As Avery storms out of the door at the end of the play, Sam confidently starts the game that he and Avery used to play a lot and waits patiently for Avery to come back. As expected, after a few minutes, Avery returns and finishes the game. This emphasis on mutual trust and understanding between friends shows Annie Baker’s yearning for humanity and sets a warm tone for The Flick in the end, because even though Avery leaves again, Sam “sits down in one of the seats, smiling to himself” (116). This scene also echoes an aphorism he gave to Avery before, with which I may end my article:

Sometimes the people you fall in love with fall in love with you back

(Pause.)

Sometimes they don’t. But sometimes they do. And it’s awesome. (115)
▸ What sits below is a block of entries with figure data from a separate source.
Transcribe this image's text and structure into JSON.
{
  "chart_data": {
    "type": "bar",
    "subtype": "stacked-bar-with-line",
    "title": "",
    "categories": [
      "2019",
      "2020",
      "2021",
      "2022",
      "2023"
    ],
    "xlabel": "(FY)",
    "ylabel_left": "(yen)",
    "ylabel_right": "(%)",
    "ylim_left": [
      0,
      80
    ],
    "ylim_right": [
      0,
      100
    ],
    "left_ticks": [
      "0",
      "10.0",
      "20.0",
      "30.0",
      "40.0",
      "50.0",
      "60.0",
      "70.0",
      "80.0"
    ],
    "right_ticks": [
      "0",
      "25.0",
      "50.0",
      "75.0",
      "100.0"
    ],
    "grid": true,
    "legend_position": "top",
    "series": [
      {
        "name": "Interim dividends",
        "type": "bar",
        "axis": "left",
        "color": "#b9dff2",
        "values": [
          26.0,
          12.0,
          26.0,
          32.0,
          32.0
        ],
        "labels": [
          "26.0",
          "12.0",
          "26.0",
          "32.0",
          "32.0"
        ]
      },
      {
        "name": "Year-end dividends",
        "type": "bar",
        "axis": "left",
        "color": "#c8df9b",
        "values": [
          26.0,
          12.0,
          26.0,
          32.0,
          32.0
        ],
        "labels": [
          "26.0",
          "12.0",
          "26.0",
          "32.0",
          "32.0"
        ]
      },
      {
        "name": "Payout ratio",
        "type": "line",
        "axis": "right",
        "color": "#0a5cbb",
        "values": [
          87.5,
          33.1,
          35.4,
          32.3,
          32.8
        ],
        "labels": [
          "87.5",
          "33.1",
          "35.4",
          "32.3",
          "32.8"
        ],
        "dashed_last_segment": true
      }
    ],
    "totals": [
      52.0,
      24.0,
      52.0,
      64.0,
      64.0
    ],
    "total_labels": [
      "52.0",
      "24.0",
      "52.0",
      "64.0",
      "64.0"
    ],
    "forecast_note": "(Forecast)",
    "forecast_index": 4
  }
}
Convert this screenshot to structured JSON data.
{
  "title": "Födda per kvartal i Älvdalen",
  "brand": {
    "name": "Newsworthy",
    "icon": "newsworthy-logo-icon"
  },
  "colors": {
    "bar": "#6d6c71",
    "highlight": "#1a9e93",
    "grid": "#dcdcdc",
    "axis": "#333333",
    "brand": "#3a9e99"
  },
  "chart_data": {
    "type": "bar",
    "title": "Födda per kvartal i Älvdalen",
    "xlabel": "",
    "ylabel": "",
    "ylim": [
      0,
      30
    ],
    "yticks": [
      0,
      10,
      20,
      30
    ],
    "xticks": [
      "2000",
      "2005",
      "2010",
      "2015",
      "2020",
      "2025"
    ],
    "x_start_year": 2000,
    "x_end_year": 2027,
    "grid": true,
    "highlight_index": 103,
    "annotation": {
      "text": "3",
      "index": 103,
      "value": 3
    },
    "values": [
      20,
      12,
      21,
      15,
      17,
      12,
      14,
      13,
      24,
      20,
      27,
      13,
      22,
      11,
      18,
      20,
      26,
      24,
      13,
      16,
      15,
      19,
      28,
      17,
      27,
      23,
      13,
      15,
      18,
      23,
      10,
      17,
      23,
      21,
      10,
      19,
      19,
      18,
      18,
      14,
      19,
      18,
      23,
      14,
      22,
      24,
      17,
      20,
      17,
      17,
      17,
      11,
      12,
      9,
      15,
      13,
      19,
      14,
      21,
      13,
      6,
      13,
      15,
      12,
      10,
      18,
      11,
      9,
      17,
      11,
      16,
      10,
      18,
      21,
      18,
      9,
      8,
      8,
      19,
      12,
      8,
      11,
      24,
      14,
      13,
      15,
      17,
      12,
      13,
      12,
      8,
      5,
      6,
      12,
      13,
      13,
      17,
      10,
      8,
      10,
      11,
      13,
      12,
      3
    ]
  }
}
Screenshot of Sam sitting down in the seat and smiling to himself in the end from “The Flick (full video trailer)”

Works Cited

Baker, Annie. The Flick. Samuel French acting edition. New York: Samuel French, 2014.

Benjamin, Walter. “The Production, Reproduction, and Reception of The Work of Art.” The Work of Art in the Age of Its Technological Reproducibility, and Other Writings on Media. Edited by Michael W. Jennings et al. Translated by Edmund Jephcott et al. Massachusetts: The Belknap Press of Harvard University Press, 2008.

Isherwood, Charles. “Review: In ‘The Flick,’ Moments at the Movies, but Not on Screen.” The New York Times, 18 May 2015, https://www.nytimes.com/2015/05/19/theater/review-in-the-flick-contemplating-a-life-of-stale-popcorn.html?hpgrp=c-abar&smid=url-share.

Jameson, Fredric. “The Cultural Logic of Late Capitalism.” Postmodernism, or, The cultural logic of late capitalism. Durham: Duke University Press, 1991.

“The Flick.” YouTube, uploaded by Kateryna Czartorysky, 5 Apr. 2017, https://www.youtube.com/watch?v=euBfaIGBCUg.

“THE FLICK Trailer 1.” YouTube, uploaded by Outside the March, 30 Sep. 2019, https://www.youtube.com/watch?v=hM2A1VOBAk0.

“The Flick (full video trailer).” YouTube, uploaded by Dobama Theatre, 1 Mar. 2017, https://www.youtube.com/watch?v=NoaEEj8XBDU&t=1s.

Tolentino, Jia. Trick Mirror : Reflections on Self-Delusion. New York: Random House, 2019.

NPR. “‘The Flick’ Tells The Story Of The Movies, Off The Screen.” National Public Radio, 11 June 2015, https://www.npr.org/2015/06/11/413711303/the-flick-tells-the-story-of-the-movies-off-the-screen.

Williams, Raymond. “Culture is Ordinary.” Resources of Hope : Culture, Democracy, Socialism. London: Verso, 1989.